Brown was diagnosed in June 2017. He was operated on at Jefferson Hospital Oct. 13, 2017. He is now cancer free.
He was telling his story on a bench just behind the Parx winner’s circle on April 28, the same winner’s circle he had inhabited moments before when Letthemooseloose, the 4-year-old filly he co-owned and trained, closed relentlessly to win the fourth race by a head.
Brown had bought the filly nearly three years before at Keeneland for $3,500. The win brought her career earnings to $56,120 and she was claimed from the race for $25,000, a racing success story, a perfect metaphor for Brown himself, a man who has beaten the odds.
The cancer was not his only health issue. He had an infected intestine, underwent surgery on July 4 and had a colostomy bag until Jan. 2.
“And the last 10 years, I went to the gym every day and worked out,” Brown said. “I was in the best shape of my life.”
He finally got back into the gym in March.
“I’m on the comeback, but man is it a slow trail,” Brown said. “I got stripped of 100 pounds of muscle. I’m just a rack of skin and bones.”
When asked to estimate the cost of his treatment without insurance, Brown said: “I had two friends that were diagnosed about the same time as me with esophageal cancer. They’re both dead. I was diagnosed really early because I had insurance.”
And because he had insurance, he was not worried about cost so he went right to the doctor. Before he brought his stable to Parx five years ago, Brown never had medical insurance through a race track program for a simple reason. It is only available in Pennsylvania.
“That’s why I’m here,” Brown said. “I drive an hour and a half a day to work.”
Brown, who lives five minutes from the North Jersey shore, trained horses 45 years ago, took 25 years off to drive a horse truck and then came back to training.
In 2012, he won with 25 percent of his starters.
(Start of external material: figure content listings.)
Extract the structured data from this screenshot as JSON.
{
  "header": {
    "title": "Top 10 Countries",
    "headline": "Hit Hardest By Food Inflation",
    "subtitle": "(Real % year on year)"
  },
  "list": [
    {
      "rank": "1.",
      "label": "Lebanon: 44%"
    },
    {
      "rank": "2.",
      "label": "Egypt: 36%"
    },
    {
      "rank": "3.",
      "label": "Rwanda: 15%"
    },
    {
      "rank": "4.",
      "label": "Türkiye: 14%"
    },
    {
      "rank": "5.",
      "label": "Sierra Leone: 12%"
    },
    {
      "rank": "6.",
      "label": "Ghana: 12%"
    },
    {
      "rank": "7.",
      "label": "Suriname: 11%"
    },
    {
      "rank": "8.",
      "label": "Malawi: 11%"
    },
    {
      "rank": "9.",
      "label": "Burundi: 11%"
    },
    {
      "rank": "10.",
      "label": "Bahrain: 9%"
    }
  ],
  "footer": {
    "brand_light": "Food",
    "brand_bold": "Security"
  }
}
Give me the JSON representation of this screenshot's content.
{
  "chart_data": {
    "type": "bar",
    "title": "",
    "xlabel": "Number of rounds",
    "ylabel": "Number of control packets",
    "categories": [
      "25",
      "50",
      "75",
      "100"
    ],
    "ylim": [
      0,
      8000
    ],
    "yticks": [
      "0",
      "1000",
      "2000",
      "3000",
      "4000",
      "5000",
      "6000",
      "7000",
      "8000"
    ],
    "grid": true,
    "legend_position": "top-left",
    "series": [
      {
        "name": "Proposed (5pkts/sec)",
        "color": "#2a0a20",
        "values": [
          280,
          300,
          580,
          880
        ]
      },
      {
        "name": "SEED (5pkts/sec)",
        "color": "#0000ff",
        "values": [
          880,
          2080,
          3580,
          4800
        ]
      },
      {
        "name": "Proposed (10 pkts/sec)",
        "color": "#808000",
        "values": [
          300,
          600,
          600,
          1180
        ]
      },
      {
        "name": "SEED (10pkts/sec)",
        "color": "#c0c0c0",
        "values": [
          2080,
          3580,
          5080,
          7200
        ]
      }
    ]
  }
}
From 2012 to 2017, he had 120 winners. Then, when he was diagnosed, the stable really struggled, winning just two races in six months.
He has been back to the barn for 60 days other than the week he spent in the hospital with a heart ailment.
“Three weeks ago, my chest was killing me, went to the emergency room,: Brown said. “I had A-Fib (Atrial Fibrillation). My heart was beating 200 miles a minute…I’d never been sick a day in my life until all this happened. I got whamboozled.”
Yes, he did. He is on medication for the heart situation. The drugs make him tired.
“But I’m going to get through it all,” Brown said.
He is now a self-described preacher.
“I preach about this insurance policy,” Brown said. “I preach to other trainers if there is something wrong with you, get your ass to the doctor. You can’t man up enough. You’re not that tough.”